Rishi Sunak said it was “special” to be visiting India again, a country which he revealed refers to him as its “son-in-law”.
The Conservative Party leader is due to arrive in New Delhi on Friday ahead of the weekend’s G20 summit.
He is the first British prime minister of Indian descent and was a regular visitor to the country before being promoted to Chancellor by former No 10 incumbent Boris Johnson shortly before the coronavirus pandemic in 2020.
The MP for Richmond, Yorkshire, was born in Hampshire, to Indian migrant parents – a pharmacist mother and a GP father.
I saw somewhere that I was referred to as India's son-in-law, which I hope was meant affectionately
The 43-year-old is married to Akshata Murty, the daughter of NR Narayana Murty, the founder of Indian IT giant Infosys and a major figure in the country.
The Prime Minister was asked by reporters travelling from London to the Indian capital with him what it meant to be returning to India as Prime Minister.
He said: “Of course it is special.

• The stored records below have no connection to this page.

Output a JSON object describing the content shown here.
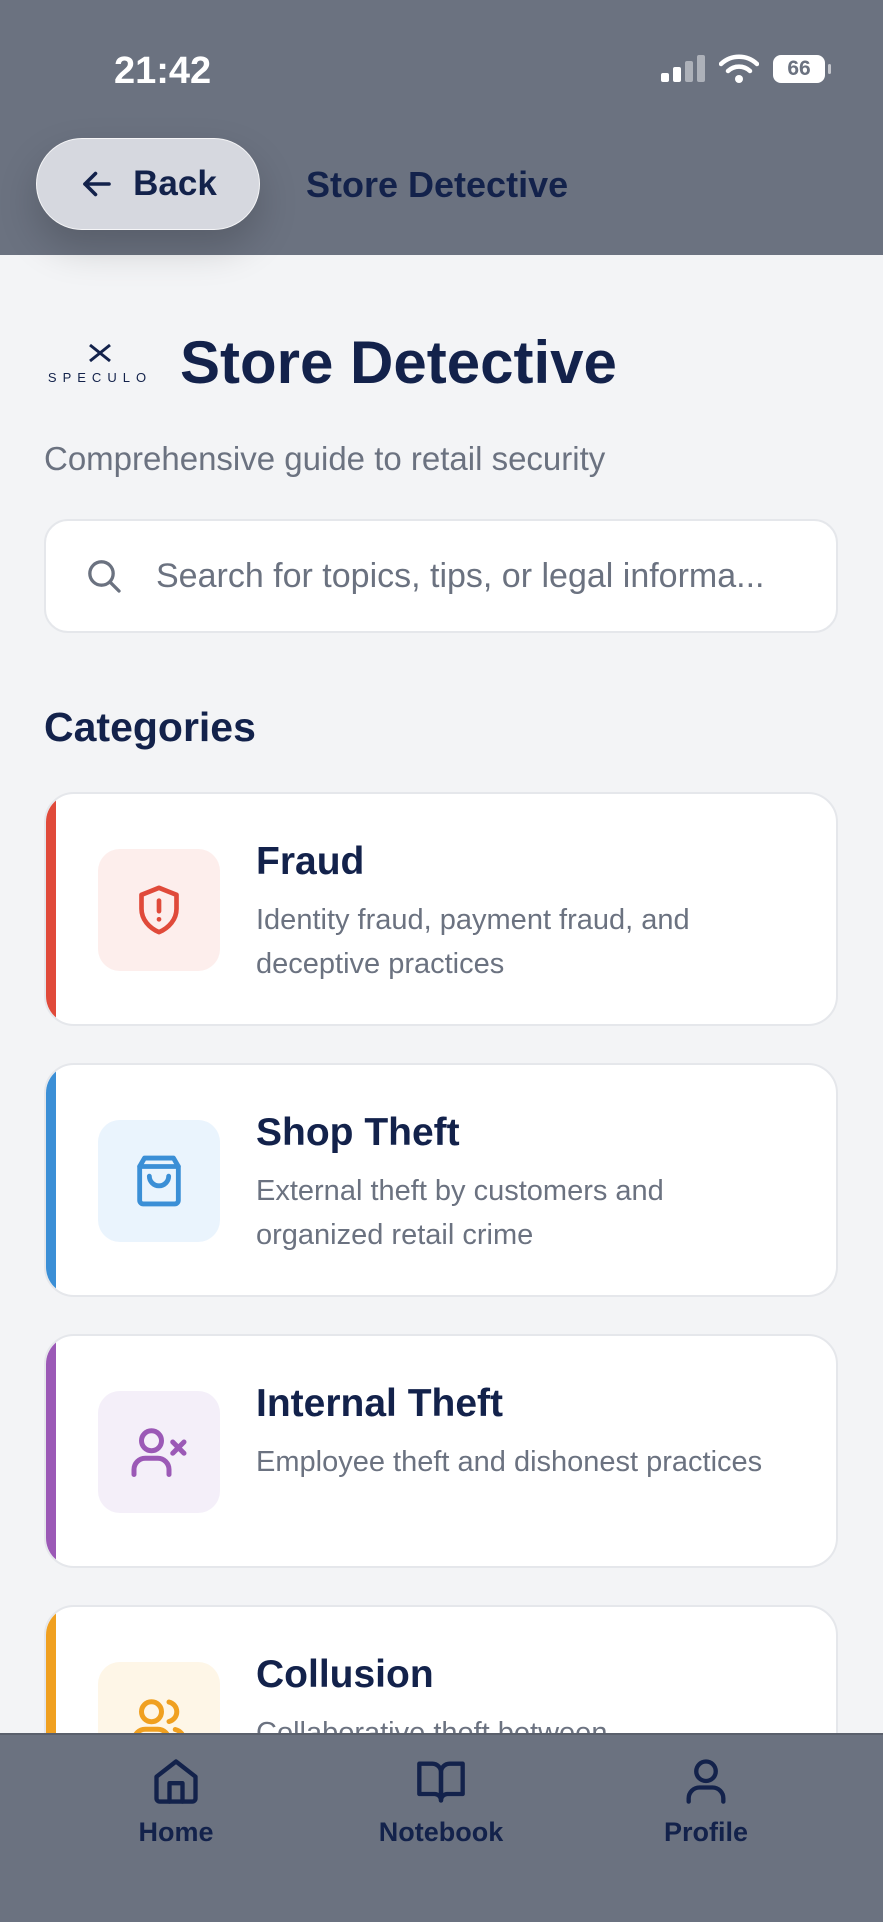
{
  "status_bar": {
    "time": "21:42",
    "battery": "66"
  },
  "header": {
    "back_label": "Back",
    "title": "Store Detective"
  },
  "brand": {
    "logo_text": "SPECULO"
  },
  "page": {
    "title": "Store Detective",
    "subtitle": "Comprehensive guide to retail security"
  },
  "search": {
    "placeholder": "Search for topics, tips, or legal informa..."
  },
  "categories": {
    "heading": "Categories",
    "items": [
      {
        "title": "Fraud",
        "description": "Identity fraud, payment fraud, and deceptive practices",
        "icon": "shield-alert-icon",
        "accent": "#e04a3a",
        "icon_bg": "#fdeeec"
      },
      {
        "title": "Shop Theft",
        "description": "External theft by customers and organized retail crime",
        "icon": "shopping-bag-icon",
        "accent": "#3b8fd6",
        "icon_bg": "#eaf4fd"
      },
      {
        "title": "Internal Theft",
        "description": "Employee theft and dishonest practices",
        "icon": "user-x-icon",
        "accent": "#9b59b6",
        "icon_bg": "#f4eff9"
      },
      {
        "title": "Collusion",
        "description": "Collaborative theft between",
        "icon": "users-icon",
        "accent": "#f0a020",
        "icon_bg": "#fef6e7"
      }
    ]
  },
  "nav": {
    "items": [
      {
        "label": "Home",
        "icon": "home-icon"
      },
      {
        "label": "Notebook",
        "icon": "book-icon"
      },
      {
        "label": "Profile",
        "icon": "user-icon"
      }
    ]
  },
  "colors": {
    "header_bg": "#6b7280",
    "text_primary": "#13224b",
    "text_muted": "#6b7280",
    "page_bg": "#f3f4f6"
  }
}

I’ll be visiting a country that is very near and dear to me.
“I haven’t been back for a few years. I was meant to go actually in 2020.

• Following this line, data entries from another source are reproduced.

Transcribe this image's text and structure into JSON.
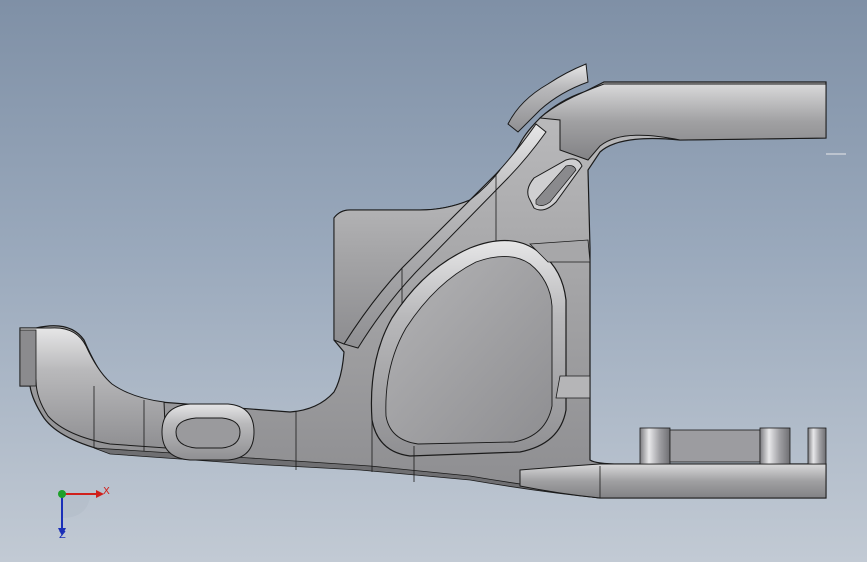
{
  "viewport": {
    "name": "3d-cad-viewport",
    "part": "control-arm-bracket"
  },
  "triad": {
    "x_label": "X",
    "z_label": "Z",
    "x_color": "#d0201b",
    "y_color": "#1ea02a",
    "z_color": "#1a2fb8"
  },
  "colors": {
    "background_top": "#7f90a6",
    "background_bottom": "#c2cad4",
    "part_face": "#a7a7a9",
    "part_edge": "#1a1a1a",
    "highlight": "#f2f2f2"
  }
}
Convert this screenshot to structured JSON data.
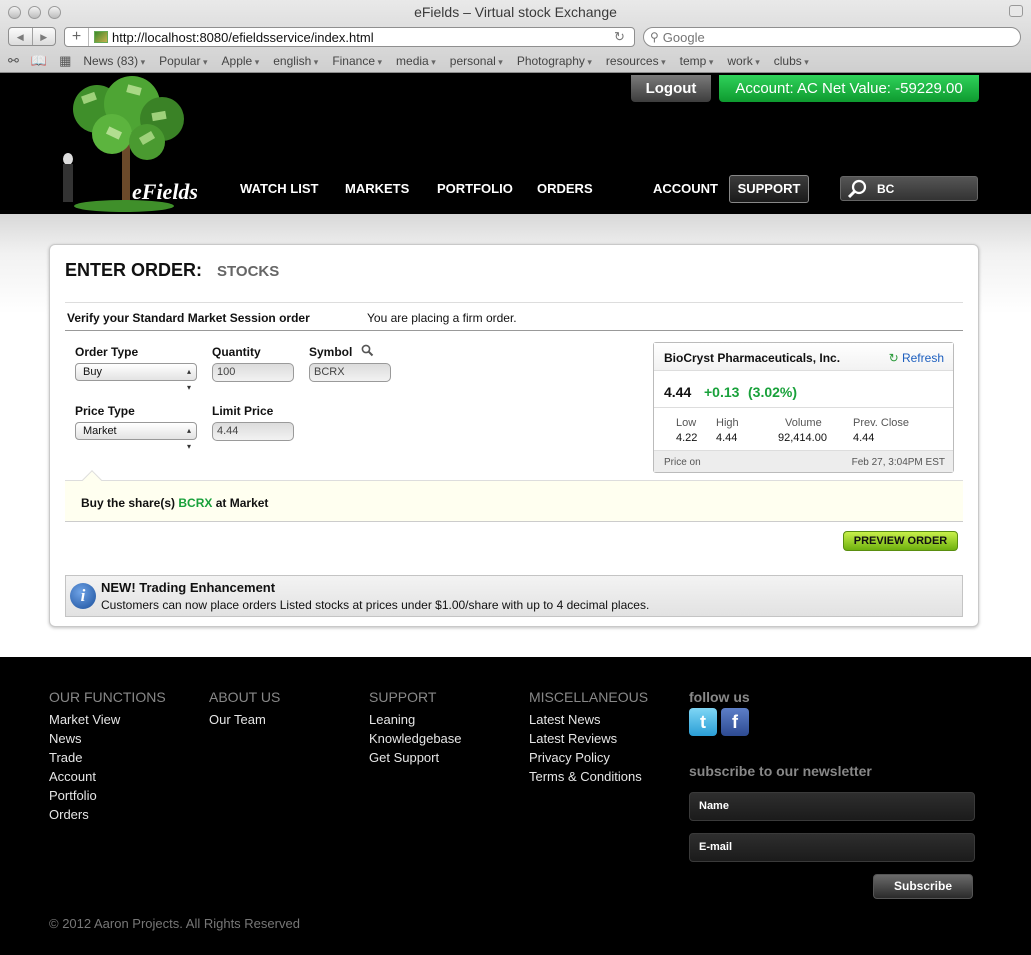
{
  "browser": {
    "window_title": "eFields – Virtual stock Exchange",
    "nav_back": "◀",
    "nav_forward": "▶",
    "new_tab": "+",
    "url": "http://localhost:8080/efieldsservice/index.html",
    "reload_icon": "↻",
    "search_placeholder": "Google",
    "bookmarks": [
      "News (83)",
      "Popular",
      "Apple",
      "english",
      "Finance",
      "media",
      "personal",
      "Photography",
      "resources",
      "temp",
      "work",
      "clubs"
    ]
  },
  "header": {
    "logo_text": "eFields",
    "logout": "Logout",
    "account": "Account: AC Net Value: -59229.00",
    "nav": [
      "WATCH LIST",
      "MARKETS",
      "PORTFOLIO",
      "ORDERS"
    ],
    "account_link": "ACCOUNT",
    "support": "SUPPORT",
    "search_value": "BC"
  },
  "order": {
    "title": "ENTER ORDER:",
    "subtitle": "STOCKS",
    "verify_label": "Verify your Standard Market Session order",
    "verify_note": "You are placing a firm order.",
    "order_type_label": "Order Type",
    "order_type_value": "Buy",
    "quantity_label": "Quantity",
    "quantity_value": "100",
    "symbol_label": "Symbol",
    "symbol_value": "BCRX",
    "price_type_label": "Price Type",
    "price_type_value": "Market",
    "limit_price_label": "Limit Price",
    "limit_price_value": "4.44",
    "summary_prefix": "Buy the share(s)",
    "summary_symbol": "BCRX",
    "summary_suffix": "at Market",
    "preview_button": "PREVIEW ORDER"
  },
  "quote": {
    "name": "BioCryst Pharmaceuticals, Inc.",
    "refresh": "Refresh",
    "price": "4.44",
    "change": "+0.13",
    "change_pct": "(3.02%)",
    "low_label": "Low",
    "low": "4.22",
    "high_label": "High",
    "high": "4.44",
    "volume_label": "Volume",
    "volume": "92,414.00",
    "prev_close_label": "Prev. Close",
    "prev_close": "4.44",
    "price_on_label": "Price on",
    "timestamp": "Feb 27, 3:04PM EST"
  },
  "notice": {
    "icon": "i",
    "title": "NEW! Trading Enhancement",
    "body": "Customers can now place orders Listed stocks at prices under $1.00/share with up to 4 decimal places."
  },
  "footer": {
    "columns": [
      {
        "heading": "OUR FUNCTIONS",
        "links": [
          "Market View",
          "News",
          "Trade",
          "Account",
          "Portfolio",
          "Orders"
        ]
      },
      {
        "heading": "ABOUT US",
        "links": [
          "Our Team"
        ]
      },
      {
        "heading": "SUPPORT",
        "links": [
          "Leaning",
          "Knowledgebase",
          "Get Support"
        ]
      },
      {
        "heading": "MISCELLANEOUS",
        "links": [
          "Latest News",
          "Latest Reviews",
          "Privacy Policy",
          "Terms & Conditions"
        ]
      }
    ],
    "follow_us": "follow us",
    "twitter_glyph": "t",
    "facebook_glyph": "f",
    "newsletter_title": "subscribe to our newsletter",
    "name_placeholder": "Name",
    "email_placeholder": "E-mail",
    "subscribe": "Subscribe",
    "copyright": "© 2012 Aaron Projects. All Rights Reserved"
  },
  "colors": {
    "accent_green": "#19a13b",
    "account_badge": "#16b53d",
    "preview_button": "#8ccc1e",
    "link_blue": "#1d5fbf"
  }
}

“We take our family typically in February half term every year, and I got made chancellor right before and I didn’t get to go with the rest of my family then, so I haven’t been for a little while.”
He continued: “It is obviously special. I saw somewhere that I was referred to as India’s son-in-law, which I hope was meant affectionately.

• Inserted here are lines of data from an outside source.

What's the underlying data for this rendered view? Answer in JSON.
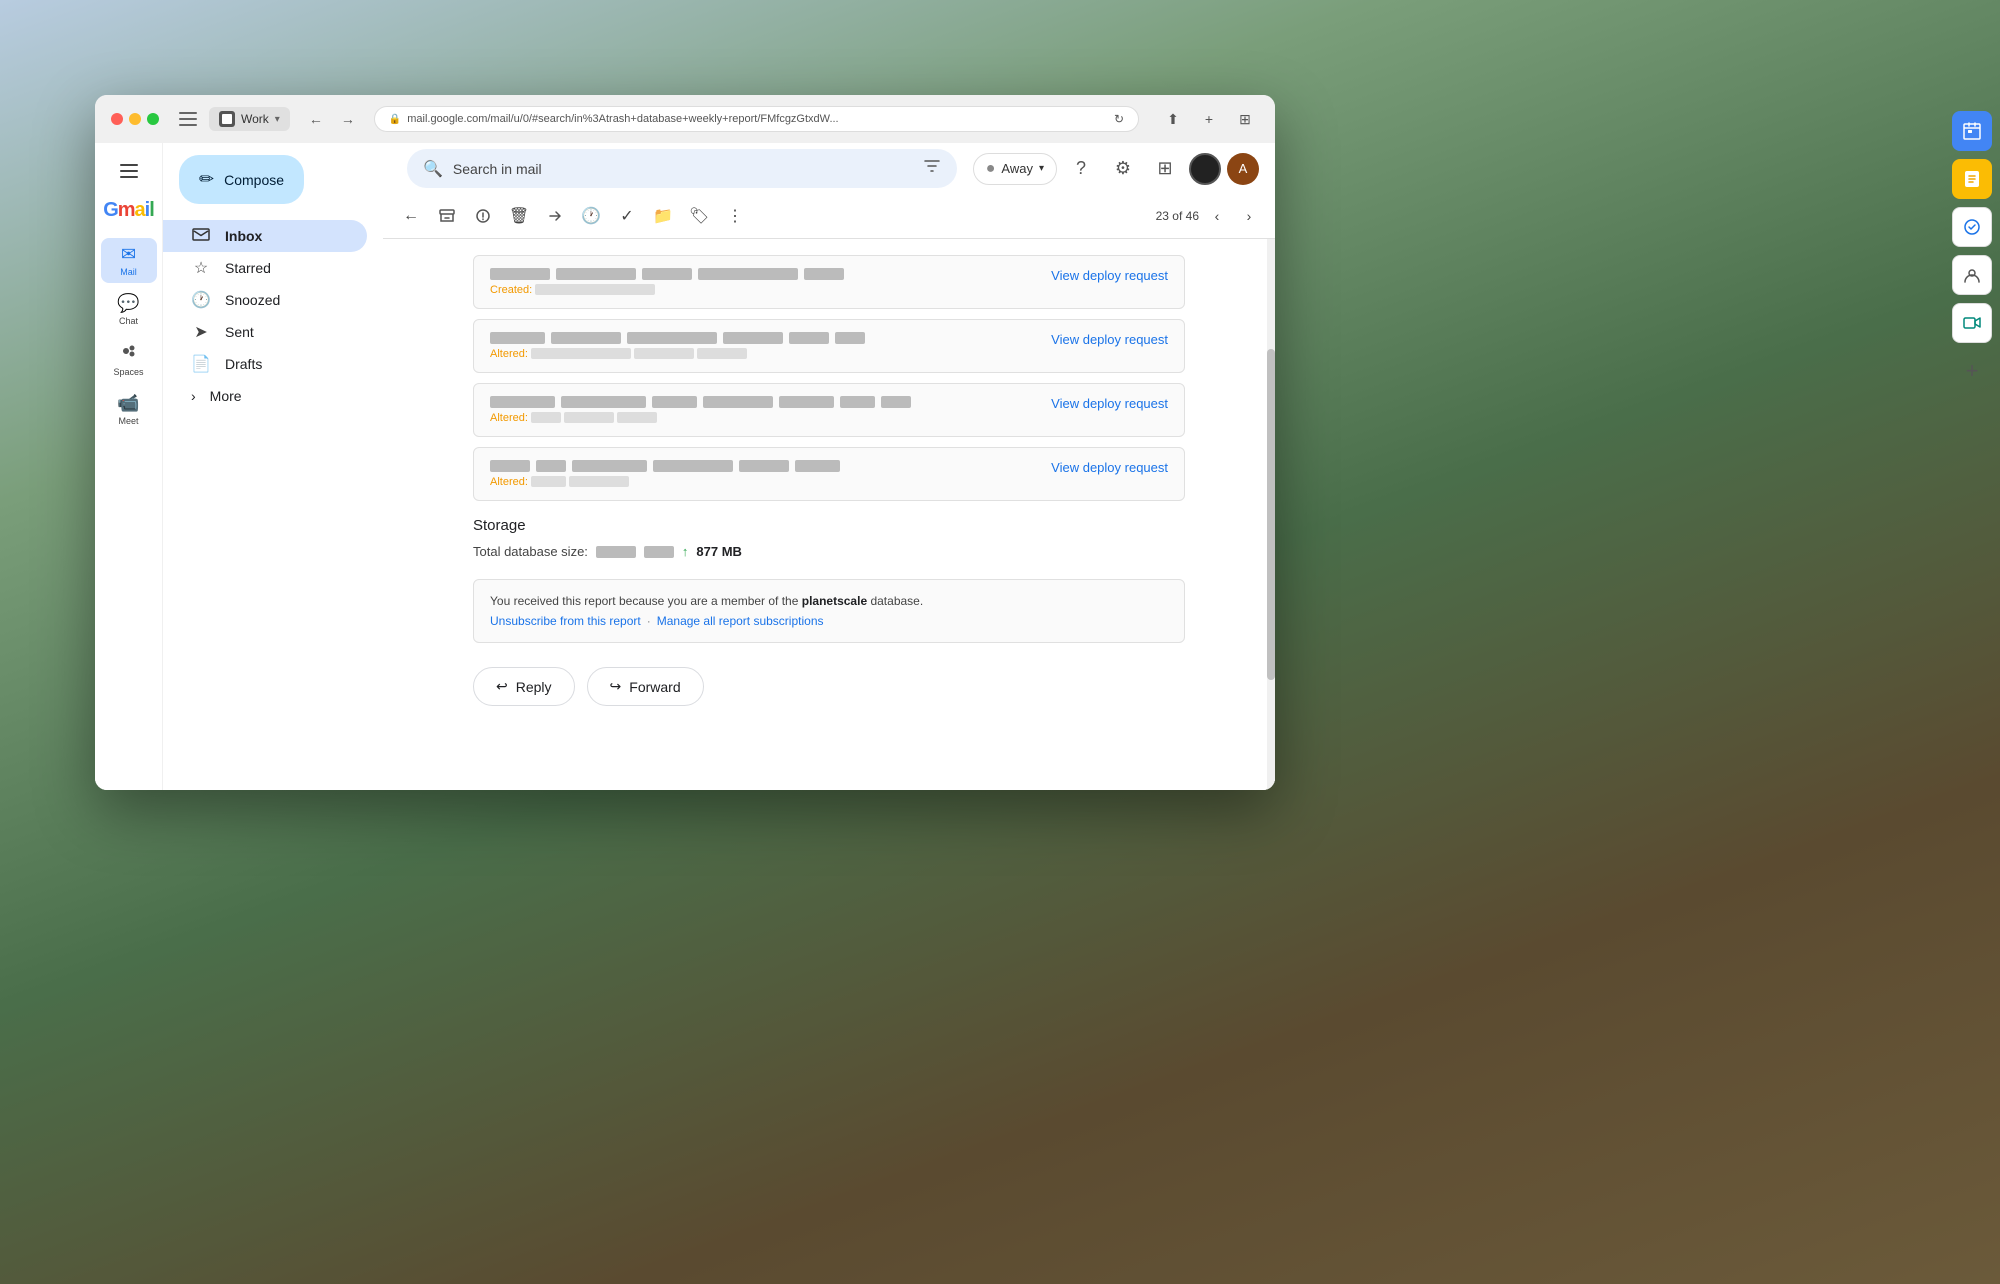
{
  "desktop": {
    "browser": {
      "traffic_lights": [
        "red",
        "yellow",
        "green"
      ],
      "workspace_label": "Work",
      "url": "mail.google.com/mail/u/0/#search/in%3Atrash+database+weekly+report/FMfcgzGtxdW...",
      "nav_back_label": "←",
      "nav_forward_label": "→"
    }
  },
  "gmail": {
    "logo": "Gmail",
    "search_placeholder": "Search in mail",
    "away_label": "Away",
    "sidebar_items": [
      {
        "id": "mail",
        "label": "Mail",
        "icon": "✉"
      },
      {
        "id": "chat",
        "label": "Chat",
        "icon": "💬"
      },
      {
        "id": "spaces",
        "label": "Spaces",
        "icon": "👥"
      },
      {
        "id": "meet",
        "label": "Meet",
        "icon": "📹"
      }
    ],
    "nav": {
      "compose_label": "Compose",
      "items": [
        {
          "id": "inbox",
          "label": "Inbox",
          "icon": "📥",
          "active": true
        },
        {
          "id": "starred",
          "label": "Starred",
          "icon": "☆"
        },
        {
          "id": "snoozed",
          "label": "Snoozed",
          "icon": "🕐"
        },
        {
          "id": "sent",
          "label": "Sent",
          "icon": "➤"
        },
        {
          "id": "drafts",
          "label": "Drafts",
          "icon": "📄"
        },
        {
          "id": "more",
          "label": "More",
          "icon": "›"
        }
      ]
    },
    "toolbar": {
      "back_label": "←",
      "archive_label": "🗃",
      "spam_label": "⚠",
      "delete_label": "🗑",
      "move_label": "→",
      "snooze_label": "🕐",
      "mark_done_label": "✓",
      "move_to_label": "📁",
      "label_label": "🏷",
      "more_label": "⋮",
      "pagination": "23 of 46",
      "prev_label": "‹",
      "next_label": "›"
    },
    "email": {
      "deploy_rows": [
        {
          "id": "row1",
          "label_prefix": "Created:",
          "link_label": "View deploy request"
        },
        {
          "id": "row2",
          "label_prefix": "Altered:",
          "link_label": "View deploy request"
        },
        {
          "id": "row3",
          "label_prefix": "Altered:",
          "link_label": "View deploy request"
        },
        {
          "id": "row4",
          "label_prefix": "Altered:",
          "link_label": "View deploy request"
        }
      ],
      "storage_title": "Storage",
      "storage_label": "Total database size:",
      "storage_arrow": "↑",
      "storage_value": "877 MB",
      "footer_text": "You received this report because you are a member of the ",
      "footer_bold": "planetscale",
      "footer_suffix": " database.",
      "footer_links": [
        {
          "label": "Unsubscribe from this report",
          "id": "unsubscribe"
        },
        {
          "label": "Manage all report subscriptions",
          "id": "manage"
        }
      ],
      "footer_dot": "·",
      "actions": {
        "reply_label": "Reply",
        "forward_label": "Forward"
      }
    }
  }
}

“But look, I’m excited to be back. It is nice to have Akshata with me as well.”
The Prime Minister has not shied away from talking about his Indian origins and love for cricket.
He has also spoken about his abstinence from beef on religious grounds as a devout Hindu.
In 2020, he told reporters: “I am thoroughly British, this is my home and my country, but my cultural heritage is Indian.”
During his time in New Delhi, Mr Sunak is scheduled to visit important Indian cultural and religious sites, with a trip to a Hindu temple planned during his three-day stay.